Il y a aussi « le Fils du garagiste » [la majuscule est dans le texte], personnage qui nourrit du ressentiment envers Pavlov, une rancœur ruminée depuis l’enfance. Ce personnage illustre l’opiniâtreté vindicative que certains citoyens ont développée les uns envers les autres. Il est milicien et, accessoirement, il est l’amant de Salwa, une cousine de Pavlov que ce dernier appelle l’hyène.
D’autres personnages illustrent la normalité incertaine en temps de guerre civile, Jean Yacoub et les Fiora par exemple, comme les miliciens ou tous ces gens que Pavlov observe de son balcon en fumant cigarette sur cigarette.
Pavlov réalise le souhait le plus cher de son père : rendre hommage à celles et ceux décédés à qui on refuse la sépulture dans une terre sacrée. Il y a aussi cet autre projet : vivre le plus librement possible dans un contexte improbable. Ce libertarisme, Pavlov veut le transmettre à Rima, la fille de sa sœur. Il n’y parviendra pas puisque l’enfant et ses parents auront fui le pays, mais il aura semé ce goût de la liberté dans la tête de sa nièce qui, beaucoup plus tard, le communiquera à sa propre fille, Ingrid.

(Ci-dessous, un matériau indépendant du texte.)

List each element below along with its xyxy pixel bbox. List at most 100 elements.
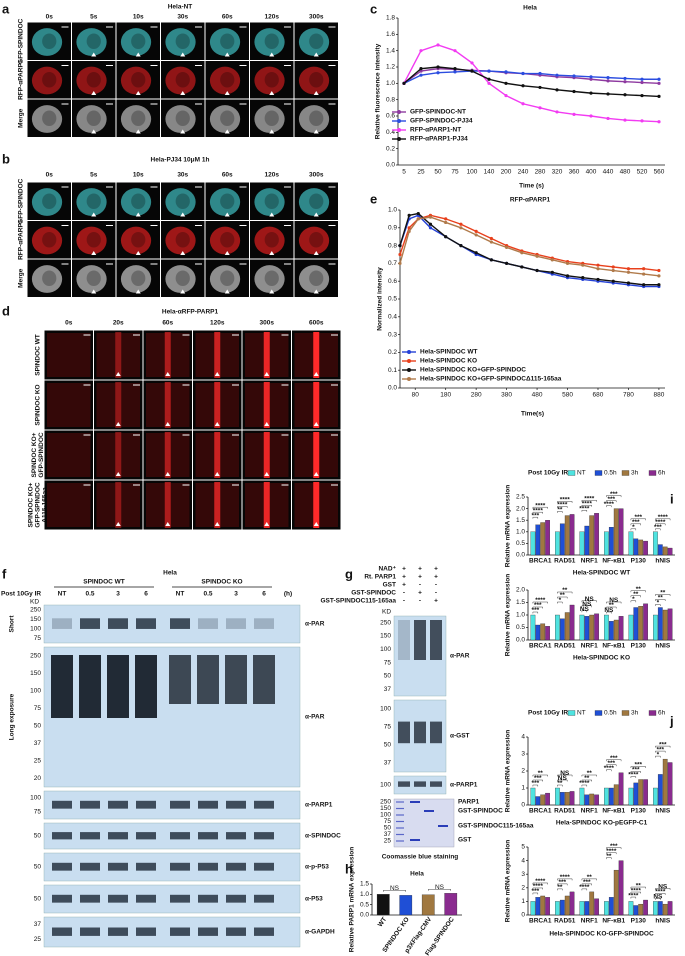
treatment-label: Post 10Gy IR xyxy=(1,591,41,598)
blot-band xyxy=(52,894,72,903)
legend-label: Hela-SPINDOC KO+GFP-SPINDOCΔ115-165aa xyxy=(420,376,562,383)
bar xyxy=(376,894,390,916)
micrograph xyxy=(94,330,143,380)
nucleus xyxy=(309,232,324,248)
kd-marker: 50 xyxy=(34,722,42,729)
data-point xyxy=(555,88,559,92)
coomassie-gel xyxy=(393,798,455,848)
data-point xyxy=(505,261,509,265)
x-tick-label: hNIS xyxy=(655,918,670,925)
blot-band xyxy=(52,800,72,809)
bar xyxy=(613,784,619,806)
cell xyxy=(120,226,152,255)
arrowhead xyxy=(165,422,171,426)
bar xyxy=(584,901,590,916)
arrowhead xyxy=(313,372,319,376)
bar xyxy=(555,614,560,641)
bar xyxy=(628,901,634,916)
significance-bracket xyxy=(581,500,597,502)
y-tick-label: 2.0 xyxy=(516,587,525,594)
x-tick-label: P130 xyxy=(631,918,647,925)
y-tick-label: 0 xyxy=(521,912,525,919)
stripe xyxy=(214,482,221,528)
antibody-label: α-GST xyxy=(450,733,470,740)
data-point xyxy=(428,215,433,219)
y-tick-label: 1.2 xyxy=(386,64,395,71)
cell xyxy=(76,188,107,216)
row-label: GFP-SPINDOC xyxy=(18,18,25,63)
bar xyxy=(608,527,614,556)
blot-band xyxy=(398,620,410,660)
bar xyxy=(589,515,595,556)
y-tick-label: 0.9 xyxy=(388,225,397,232)
blot-band xyxy=(136,862,156,871)
condition-mark: + xyxy=(418,590,422,597)
x-tick-label: NF-κB1 xyxy=(602,918,625,925)
nucleus xyxy=(220,232,235,248)
significance-label: *** xyxy=(634,514,642,521)
arrowhead xyxy=(135,91,141,95)
arrowhead xyxy=(135,289,141,294)
group-label: SPINDOC KO xyxy=(201,579,242,586)
y-tick-label: 4 xyxy=(521,734,525,741)
lane-label: NT xyxy=(58,591,67,598)
bar xyxy=(559,899,565,916)
arrowhead xyxy=(313,422,319,426)
bar xyxy=(613,869,619,916)
row-label: Merge xyxy=(18,268,25,288)
significance-bracket xyxy=(630,896,636,899)
data-point xyxy=(606,76,610,80)
data-point xyxy=(489,240,493,244)
data-point xyxy=(596,263,600,267)
bar xyxy=(569,604,575,641)
data-point xyxy=(416,217,420,221)
cell xyxy=(96,433,140,477)
blot-band xyxy=(136,927,156,936)
significance-label: *** xyxy=(654,524,662,531)
data-point xyxy=(398,261,402,265)
significance-label: *** xyxy=(659,741,667,748)
significance-label: *** xyxy=(532,512,540,519)
arrowhead xyxy=(269,289,275,294)
significance-label: *** xyxy=(534,775,542,782)
x-tick-label: P130 xyxy=(631,558,647,565)
significance-bracket xyxy=(655,594,671,596)
significance-bracket xyxy=(532,611,538,614)
kd-marker: 250 xyxy=(30,606,41,613)
bar xyxy=(399,895,413,916)
legend-label: 3h xyxy=(631,710,639,717)
blot-band xyxy=(430,620,442,660)
blot-band xyxy=(80,800,100,809)
ladder-band xyxy=(396,814,404,816)
data-point xyxy=(428,226,433,230)
significance-bracket xyxy=(630,595,641,598)
significance-bracket xyxy=(532,887,543,890)
bar xyxy=(555,787,560,806)
arrowhead xyxy=(180,251,186,255)
data-point xyxy=(398,244,402,248)
cell xyxy=(31,226,63,255)
significance-bracket xyxy=(581,784,587,787)
significance-label: **** xyxy=(604,501,615,508)
y-axis-label: Relative fluorescence intensity xyxy=(375,43,382,139)
legend-label: GFP-SPINDOC-NT xyxy=(410,109,466,116)
bar xyxy=(667,608,673,641)
panel-label: i xyxy=(670,491,674,506)
cell xyxy=(209,188,241,216)
stripe xyxy=(164,482,171,528)
blot-band xyxy=(170,618,190,629)
data-point xyxy=(640,77,644,81)
bar xyxy=(618,772,624,806)
y-axis-label: Relative mRNA expression xyxy=(505,840,512,923)
blot-band xyxy=(398,721,410,744)
data-point xyxy=(474,233,478,237)
legend-label: Hela-SPINDOC WT xyxy=(420,349,477,356)
column-header: 10s xyxy=(133,14,144,21)
nucleus xyxy=(42,110,57,126)
y-tick-label: 1.8 xyxy=(386,15,395,22)
bar xyxy=(613,508,619,556)
cell xyxy=(96,383,140,427)
data-point xyxy=(398,252,402,257)
data-point xyxy=(589,75,593,79)
legend-label: GFP-SPINDOC-PJ34 xyxy=(410,118,473,125)
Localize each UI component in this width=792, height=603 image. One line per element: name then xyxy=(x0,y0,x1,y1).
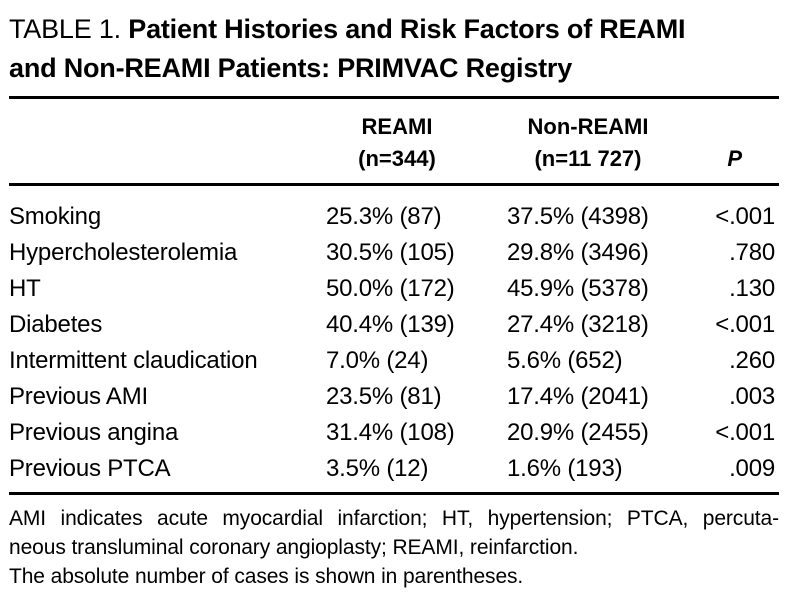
table-row: Intermittent claudication 7.0% (24) 5.6%… xyxy=(9,343,779,379)
reami-value: 50.0% (172) xyxy=(326,275,455,302)
p-value: <.001 xyxy=(715,419,775,446)
table-title-line1: Patient Histories and Risk Factors of RE… xyxy=(128,14,686,44)
reami-value: 7.0% (24) xyxy=(326,347,429,374)
table-header-row: REAMI (n=344) Non-REAMI (n=11 727) P xyxy=(9,99,779,183)
row-label: Previous AMI xyxy=(9,383,148,410)
p-header-label: P xyxy=(727,146,742,171)
table-title-line2: and Non-REAMI Patients: PRIMVAC Registry xyxy=(9,53,573,83)
table-row: Diabetes 40.4% (139) 27.4% (3218) <.001 xyxy=(9,307,779,343)
footnote-line2: neous transluminal coronary angioplasty;… xyxy=(9,536,579,559)
row-label: Diabetes xyxy=(9,311,103,338)
column-header-non-reami: Non-REAMI (n=11 727) xyxy=(507,111,674,175)
bottom-rule xyxy=(9,492,779,495)
table-row: Previous AMI 23.5% (81) 17.4% (2041) .00… xyxy=(9,379,779,415)
row-label: Hypercholesterolemia xyxy=(9,239,238,266)
row-label: Smoking xyxy=(9,203,101,230)
non-reami-value: 20.9% (2455) xyxy=(507,419,649,446)
non-reami-value: 37.5% (4398) xyxy=(507,203,649,230)
p-value: <.001 xyxy=(715,203,775,230)
table-row: HT 50.0% (172) 45.9% (5378) .130 xyxy=(9,271,779,307)
p-value: .130 xyxy=(729,275,775,302)
non-reami-value: 5.6% (652) xyxy=(507,347,623,374)
top-rule xyxy=(9,96,779,99)
reami-value: 40.4% (139) xyxy=(326,311,455,338)
non-reami-value: 27.4% (3218) xyxy=(507,311,649,338)
footnote-line3: The absolute number of cases is shown in… xyxy=(9,565,524,588)
non-reami-header-line2: (n=11 727) xyxy=(534,146,642,171)
table-title: TABLE 1. Patient Histories and Risk Fact… xyxy=(9,10,779,88)
non-reami-header-line1: Non-REAMI xyxy=(527,114,649,139)
p-value: .009 xyxy=(729,455,775,482)
table-row: Smoking 25.3% (87) 37.5% (4398) <.001 xyxy=(9,199,779,235)
reami-value: 3.5% (12) xyxy=(326,455,429,482)
reami-value: 30.5% (105) xyxy=(326,239,455,266)
header-spacer xyxy=(9,111,326,175)
reami-value: 25.3% (87) xyxy=(326,203,442,230)
reami-value: 31.4% (108) xyxy=(326,419,455,446)
footnote: AMI indicates acute myocardial infarctio… xyxy=(9,504,779,591)
column-header-reami: REAMI (n=344) xyxy=(326,111,507,175)
p-value: <.001 xyxy=(715,311,775,338)
non-reami-value: 29.8% (3496) xyxy=(507,239,649,266)
non-reami-value: 1.6% (193) xyxy=(507,455,623,482)
footnote-line1: AMI indicates acute myocardial infarctio… xyxy=(9,507,779,530)
header-rule xyxy=(9,183,779,186)
row-label: Previous angina xyxy=(9,419,179,446)
non-reami-value: 45.9% (5378) xyxy=(507,275,649,302)
p-value: .260 xyxy=(729,347,775,374)
table-row: Hypercholesterolemia 30.5% (105) 29.8% (… xyxy=(9,235,779,271)
table-number: TABLE 1. xyxy=(9,14,121,44)
reami-value: 23.5% (81) xyxy=(326,383,442,410)
table-row: Previous PTCA 3.5% (12) 1.6% (193) .009 xyxy=(9,451,779,487)
p-value: .780 xyxy=(729,239,775,266)
non-reami-value: 17.4% (2041) xyxy=(507,383,649,410)
row-label: HT xyxy=(9,275,41,302)
reami-header-line1: REAMI xyxy=(361,114,433,139)
reami-header-line2: (n=344) xyxy=(358,146,436,171)
p-value: .003 xyxy=(729,383,775,410)
row-label: Previous PTCA xyxy=(9,455,171,482)
table-body: Smoking 25.3% (87) 37.5% (4398) <.001 Hy… xyxy=(9,186,779,487)
column-header-p: P xyxy=(674,111,779,175)
table-row: Previous angina 31.4% (108) 20.9% (2455)… xyxy=(9,415,779,451)
row-label: Intermittent claudication xyxy=(9,347,258,374)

La Société du feu de l’enfer, je n’hésite pas à l’écrire, est un immense roman qui nous fait entrer dans l’univers infernal d’un pays en guerre civile en illustrant de maintes façons que, même dans un tel contexte, un humanisme peut exister, car tous ne perdent pas leurs valeurs premières. Cette aventure est possible grâce à la littérarité du roman, soit une structure en tableaux dont l’ensemble forme une vaste mosaïque où tous les écarts, des meilleurs aux pires, s’expliquent sans nécessairement se justifier.